Op-Ed: Upcoming unilateralism

Posted Aug 26, 2013 by Paul Iddon
The planned western military operation against Syria is already looking dubious in its scope and its operational objectives.
File photo: F16 fighter jet
File photo: F16 fighter jet
John P. Rohrer / USAF
After setting his red line in Syria over a year and seeming to vacillate when it came to the question of a military response to the latest attack involving chemicals in the Syrian Civil War the U.S. President seems to be, along with his British and French counterparts, ready to launch a military strike of some kind against Syria in response to the use of poison gas on the battlefield.

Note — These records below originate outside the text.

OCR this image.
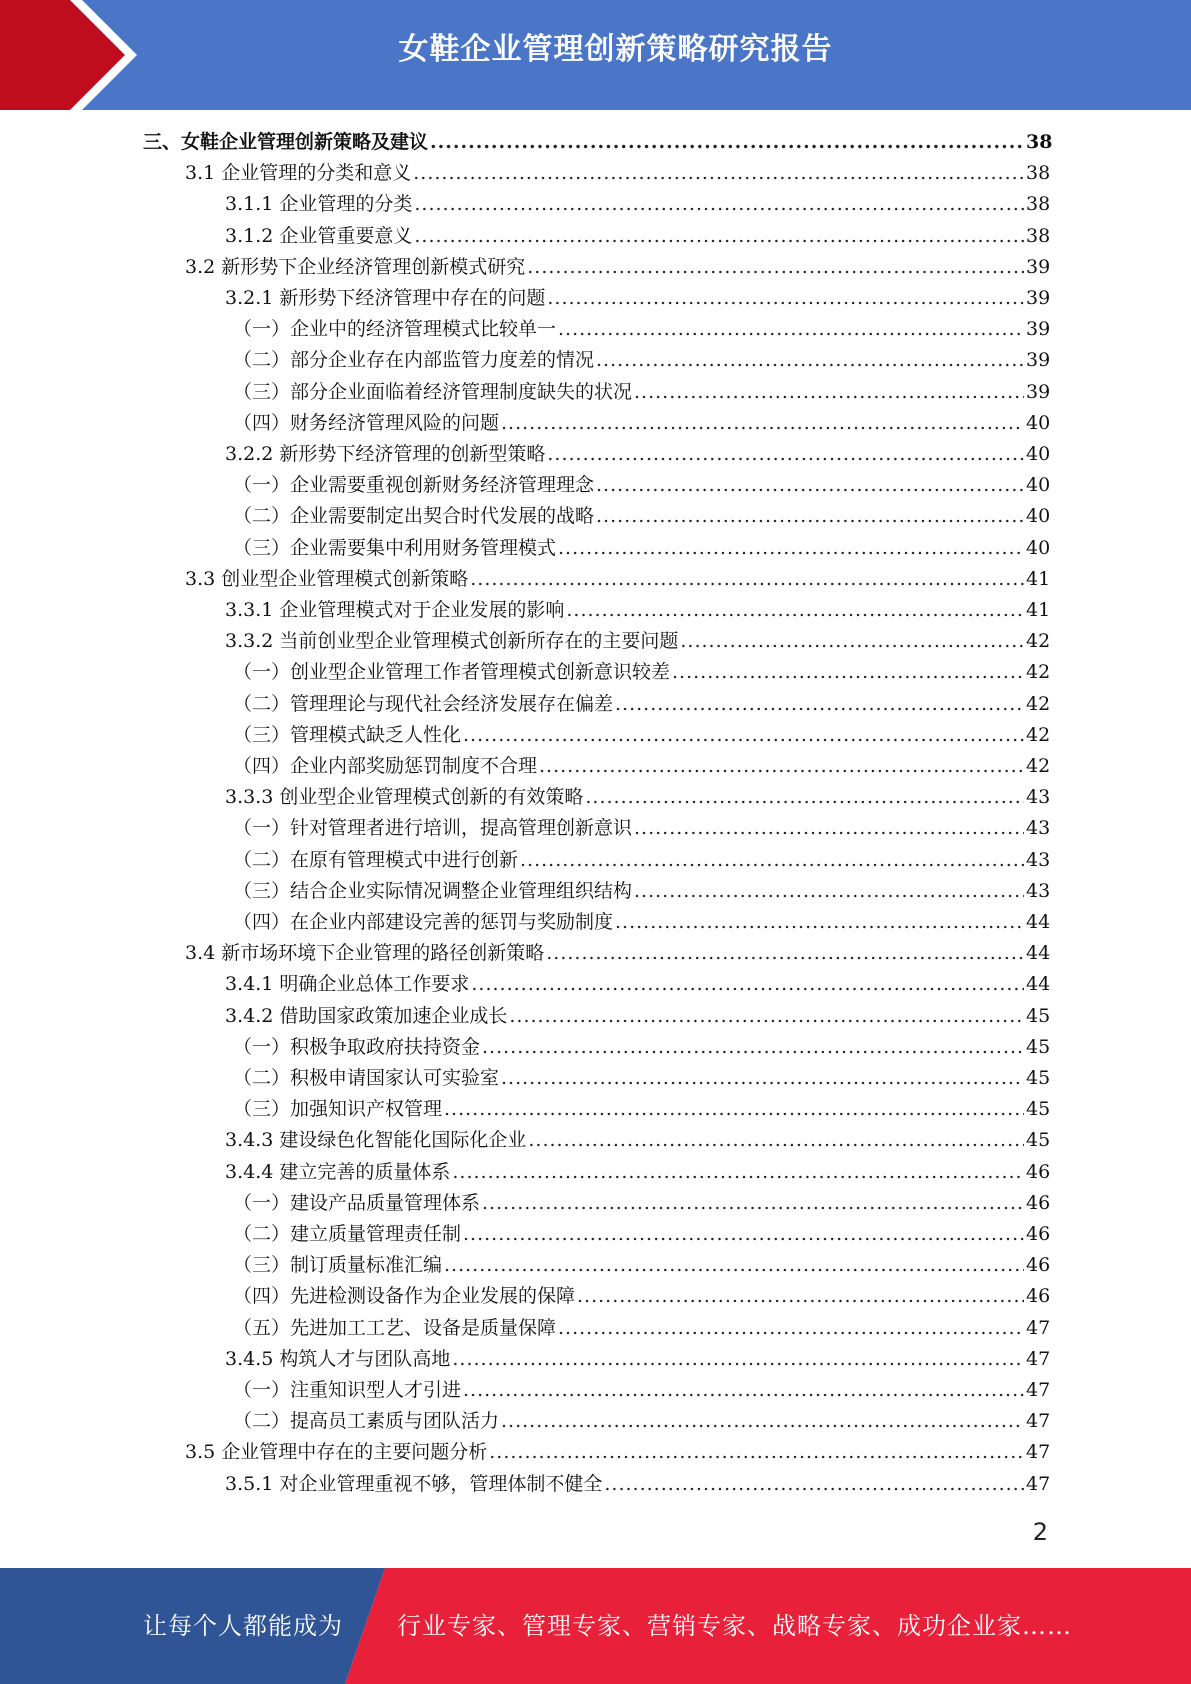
女鞋企业管理创新策略研究报告
三、女鞋企业管理创新策略及建议 .....	38
3.1 企业管理的分类和意义 .....	38
3.1.1 企业管理的分类 .....	38
3.1.2 企业管重要意义 .....	38
3.2 新形势下企业经济管理创新模式研究 .....	39
3.2.1 新形势下经济管理中存在的问题 .....	39
（一）企业中的经济管理模式比较单一 .....	39
（二）部分企业存在内部监管力度差的情况 .....	39
（三）部分企业面临着经济管理制度缺失的状况 .....	39
（四）财务经济管理风险的问题 .....	40
3.2.2 新形势下经济管理的创新型策略 .....	40
（一）企业需要重视创新财务经济管理理念 .....	40
（二）企业需要制定出契合时代发展的战略 .....	40
（三）企业需要集中利用财务管理模式 .....	40
3.3 创业型企业管理模式创新策略 .....	41
3.3.1 企业管理模式对于企业发展的影响 .....	41
3.3.2 当前创业型企业管理模式创新所存在的主要问题 .....	42
（一）创业型企业管理工作者管理模式创新意识较差 .....	42
（二）管理理论与现代社会经济发展存在偏差 .....	42
（三）管理模式缺乏人性化 .....	42
（四）企业内部奖励惩罚制度不合理 .....	42
3.3.3 创业型企业管理模式创新的有效策略 .....	43
（一）针对管理者进行培训，提高管理创新意识 .....	43
（二）在原有管理模式中进行创新 .....	43
（三）结合企业实际情况调整企业管理组织结构 .....	43
（四）在企业内部建设完善的惩罚与奖励制度 .....	44
3.4 新市场环境下企业管理的路径创新策略 .....	44
3.4.1 明确企业总体工作要求 .....	44
3.4.2 借助国家政策加速企业成长 .....	45
（一）积极争取政府扶持资金 .....	45
（二）积极申请国家认可实验室 .....	45
（三）加强知识产权管理 .....	45
3.4.3 建设绿色化智能化国际化企业 .....	45
3.4.4 建立完善的质量体系 .....	46
（一）建设产品质量管理体系 .....	46
（二）建立质量管理责任制 .....	46
（三）制订质量标准汇编 .....	46
（四）先进检测设备作为企业发展的保障 .....	46
（五）先进加工工艺、设备是质量保障 .....	47
3.4.5 构筑人才与团队高地 .....	47
（一）注重知识型人才引进 .....	47
（二）提高员工素质与团队活力 .....	47
3.5 企业管理中存在的主要问题分析 .....	47
3.5.1 对企业管理重视不够，管理体制不健全 .....	47
2
让每个人都能成为 行业专家、管理专家、营销专家、战略专家、成功企业家……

That highly controversial killing of some 350 Syrians with chemical weapons has seen to a strong reaction on the part of the western powers of the U.N. Security Council who have long been opposed to Assad and have frequently condemned him for his brutal crackdown against the insurrection which began in Syria back in March 2011.
The question of military intervention in Syria and its feasibility have been discussed many times in the past two years. But now a deadline has been set in stone, in two weeks time these forces will act unilaterally against the military forces of the Baathist Syrian regime of Bashar al-Assad. But already the objectives of this operation remain ambiguous at best. This leads one to question whether the military forces of the countries that are intervening have a clear objective for their short-term campaign.
I bring this up because David Cameron hinted that these operations will be very limited when he outlined how, "This is not about trying to shape the outcome of the Syrian conflict by military means. This is focused on the [chemical weapon attack] incident that happened on Wednesday."
So will the campaign see to coalition air power -- since no power is committed to putting in "boots on the ground" -- only taking out known WMD sites in Syria?
This author has referred in the past when writing about this topic to a draft proposal that was put forth about the feasibility of striking Syrian air bases with cruise missiles and a limited number of jet fighters with the aim of undermining the Syrian military's ability to strike at the heartland of rebel-controlled swaths of the country. Cameron's comment seems to imply that the military intervention will only be aimed at the country's WMD program -- the very same WMD program that was up until a few days ago not "in the wrong hands" under the control and oversight and security of the Syrian government.
Yet U.S. contingency plans for a potential military intervention into the Syria conflict do emphasis that such an intervention would see to the pummeling of Syrian military targets across the country along with the targeting of chemical weapons sites. Something that would doubtlessly influence -- if not determine -- the outcome of the conflict, which Mr. Cameron referred to, by "military means."